Вот после этого случая зиловское руководство решило переселить его на Автозаводскую – поближе к остальным.
Позднее деятели парткома и завкома сознались, что они еще очень надеялись оградить Эдика от дурного влияния его перовских приятелей.
Они стали жить с Ивановым в одном доме – тот на втором этаже, а Стрельцов на шестом. Софья Фроловна в Москве из-за набора болезней своих больше не работала, сын мог ее теперь полностью содержать, а мать Валентина была поздоровее, устроилась лифтершей.
В пятьдесят четвертом году возродилась футбольная сборная СССР.
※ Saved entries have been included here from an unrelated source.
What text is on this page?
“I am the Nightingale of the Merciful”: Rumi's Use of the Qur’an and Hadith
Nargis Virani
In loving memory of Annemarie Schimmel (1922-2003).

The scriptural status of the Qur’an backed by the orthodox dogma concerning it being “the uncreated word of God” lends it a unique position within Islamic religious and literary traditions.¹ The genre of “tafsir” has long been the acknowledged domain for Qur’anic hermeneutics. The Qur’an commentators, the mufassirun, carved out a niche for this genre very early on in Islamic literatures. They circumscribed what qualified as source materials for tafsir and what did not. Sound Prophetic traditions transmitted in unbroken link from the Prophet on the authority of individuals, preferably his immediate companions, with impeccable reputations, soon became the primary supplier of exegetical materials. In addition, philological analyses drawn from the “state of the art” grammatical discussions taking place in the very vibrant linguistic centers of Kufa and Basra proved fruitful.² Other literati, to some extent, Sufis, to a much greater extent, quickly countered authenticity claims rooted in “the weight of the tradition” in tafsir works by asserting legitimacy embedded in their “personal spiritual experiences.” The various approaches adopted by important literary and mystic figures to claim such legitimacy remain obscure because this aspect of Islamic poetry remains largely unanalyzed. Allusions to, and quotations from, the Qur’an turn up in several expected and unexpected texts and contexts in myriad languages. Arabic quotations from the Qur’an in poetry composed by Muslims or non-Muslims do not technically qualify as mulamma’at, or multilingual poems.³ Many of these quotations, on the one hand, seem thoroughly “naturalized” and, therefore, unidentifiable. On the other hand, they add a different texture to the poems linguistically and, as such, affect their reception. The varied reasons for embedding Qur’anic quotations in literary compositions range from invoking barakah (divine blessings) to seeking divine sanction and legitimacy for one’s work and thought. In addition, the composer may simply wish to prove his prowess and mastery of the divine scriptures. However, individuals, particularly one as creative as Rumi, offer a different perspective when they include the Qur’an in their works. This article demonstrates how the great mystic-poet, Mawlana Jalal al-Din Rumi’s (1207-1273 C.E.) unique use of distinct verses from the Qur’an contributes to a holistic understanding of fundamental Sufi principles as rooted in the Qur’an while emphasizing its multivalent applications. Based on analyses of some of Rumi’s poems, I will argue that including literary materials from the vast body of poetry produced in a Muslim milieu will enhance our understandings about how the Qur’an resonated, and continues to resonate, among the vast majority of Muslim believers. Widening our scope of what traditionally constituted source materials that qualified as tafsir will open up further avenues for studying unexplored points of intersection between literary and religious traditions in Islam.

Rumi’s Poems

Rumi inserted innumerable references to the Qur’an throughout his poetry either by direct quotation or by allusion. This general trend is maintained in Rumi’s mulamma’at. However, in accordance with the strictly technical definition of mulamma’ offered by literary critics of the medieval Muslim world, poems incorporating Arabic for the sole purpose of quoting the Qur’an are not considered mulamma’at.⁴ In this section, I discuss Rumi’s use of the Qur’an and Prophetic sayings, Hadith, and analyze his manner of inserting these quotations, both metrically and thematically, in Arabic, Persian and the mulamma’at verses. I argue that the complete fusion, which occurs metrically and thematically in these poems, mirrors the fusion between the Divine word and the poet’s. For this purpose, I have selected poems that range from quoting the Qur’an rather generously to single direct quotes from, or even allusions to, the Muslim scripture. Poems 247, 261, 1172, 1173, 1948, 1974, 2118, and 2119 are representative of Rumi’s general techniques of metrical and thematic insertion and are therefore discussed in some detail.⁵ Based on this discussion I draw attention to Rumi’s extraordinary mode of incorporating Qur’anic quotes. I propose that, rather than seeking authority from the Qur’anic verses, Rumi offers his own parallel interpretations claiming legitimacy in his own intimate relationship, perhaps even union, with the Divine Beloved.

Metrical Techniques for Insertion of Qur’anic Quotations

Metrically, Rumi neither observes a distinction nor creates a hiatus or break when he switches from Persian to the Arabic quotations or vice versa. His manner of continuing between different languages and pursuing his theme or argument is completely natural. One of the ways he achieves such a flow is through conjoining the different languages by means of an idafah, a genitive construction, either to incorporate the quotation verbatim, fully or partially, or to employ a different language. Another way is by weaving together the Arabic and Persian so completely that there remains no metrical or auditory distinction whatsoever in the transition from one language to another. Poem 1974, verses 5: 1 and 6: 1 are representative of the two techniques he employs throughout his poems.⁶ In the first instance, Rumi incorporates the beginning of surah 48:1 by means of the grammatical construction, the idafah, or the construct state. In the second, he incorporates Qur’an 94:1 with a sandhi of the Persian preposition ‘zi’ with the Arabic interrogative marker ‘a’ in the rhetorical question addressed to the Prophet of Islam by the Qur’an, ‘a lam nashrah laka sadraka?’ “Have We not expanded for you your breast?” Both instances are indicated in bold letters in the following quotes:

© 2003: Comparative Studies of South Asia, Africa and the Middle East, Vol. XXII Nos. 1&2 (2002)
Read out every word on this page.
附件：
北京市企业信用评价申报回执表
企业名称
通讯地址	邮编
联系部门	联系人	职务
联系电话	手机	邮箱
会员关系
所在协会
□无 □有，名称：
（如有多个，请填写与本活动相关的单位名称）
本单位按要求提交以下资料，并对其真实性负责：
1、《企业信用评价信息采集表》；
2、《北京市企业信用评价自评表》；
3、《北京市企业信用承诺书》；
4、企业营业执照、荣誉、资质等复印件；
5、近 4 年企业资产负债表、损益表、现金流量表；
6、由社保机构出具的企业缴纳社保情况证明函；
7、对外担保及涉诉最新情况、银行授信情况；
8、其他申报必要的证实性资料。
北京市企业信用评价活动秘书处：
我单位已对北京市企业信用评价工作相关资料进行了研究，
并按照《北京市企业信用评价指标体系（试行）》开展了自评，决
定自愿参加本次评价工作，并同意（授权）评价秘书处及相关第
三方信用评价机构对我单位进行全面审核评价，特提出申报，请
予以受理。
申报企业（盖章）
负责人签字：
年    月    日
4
Подошли к созданию новой команды, на мой взгляд, с умом – в том смысле, что действовали спокойно, не впадали в крайности: настолько, насколько такое у нас возможно. Этому способствовало и время некоторых послаблений – не устану повторять, что послабления в советском режиме сильнее всего ощущались в своей наименее декларируемой стадии.
Когда никто официально от Сталина не отрекался, на самом верху продолжалась борьба за единоличное руководство – и до какой степени откручивать затянутые до срыва резьбы гайки, решалось в подковерной борьбе. Либерализм мог и принести очки в такой борьбе, а мог и – нет. Но сами намерения, намек даже на них позволяли вообразить несколько большее, чем потом произошло.
Самое страшное из того, что могло случиться в пятьдесят втором году для спортсменов, случилось на олимпийском турнире по футболу. Виновные понесли наказание по советским меркам относительно мягкое.
И от начальников спорта требовалось не так-то и много – с пользой распорядиться временем, отведенным для подготовки к Олимпиаде в Мельбурне: не наступать на грабли.
Из прошлого взяли псевдоним для пробных игр – сборная Москвы. Эта сборная провела по две товарищеские встречи на родине с хорошо знакомыми спарринг-партнерами – сборными Болгарии и Польши.
Имя Василия Соколова в истории тренерского цеха отмечено меньшим пиететом, чем имена Аркадьева, Якушина, Качалина, Маслова и тех, кто пришел им на смену. Но Соколов – очень известный левый защитник, многолетний капитан московского «Спартака», игрок с довоенным стажем – выступал почти до сорока лет и очень органично перешел на тренерскую работу.
И привел команду к победам в двух чемпионатах подряд.
Если придираться к соколовским достижениям, можно заметить, что дали ему фору.
ЦДСА расформировали.
Бориса Андреевича Аркадьева отправили в «Локомотив», который надо было поднимать из руин.
Михаил Иосифович Якушин трудился в Тбилиси, в московском «Динамо» заправляли Виктор Дубинин и якушинский подшефный Михаил Семичастный, не задержавшийся на тренерском поприще.
В «Спартаке» сложилась наилучшая рабочая обстановка – старший товарищ продолжил сотрудничество с младшими, с теми, с кем вчера играл.
Иногда такой расклад становится непреодолимым препятствием в новых отношениях. Но Соколов-игрок был на четырнадцать лет старше Симоняна, на восемнадцать – Нетто, на девятнадцать – Ильина, остальные в дети ему годились: он для них и на поле был играющим тренером.
В помощь Соколову, назначенному руководить возрожденной сборной СССР, отрядили Якушина, возвращенного в Москву.
Это было спорным решением.
Якушин конечно же – и разве без оснований? – ставил свою квалификацию, опыт и вообще тренерский талант выше возможностей поставленного над ним Василия Николаевича.
Но на тот момент состав «Спартака» был посильнее.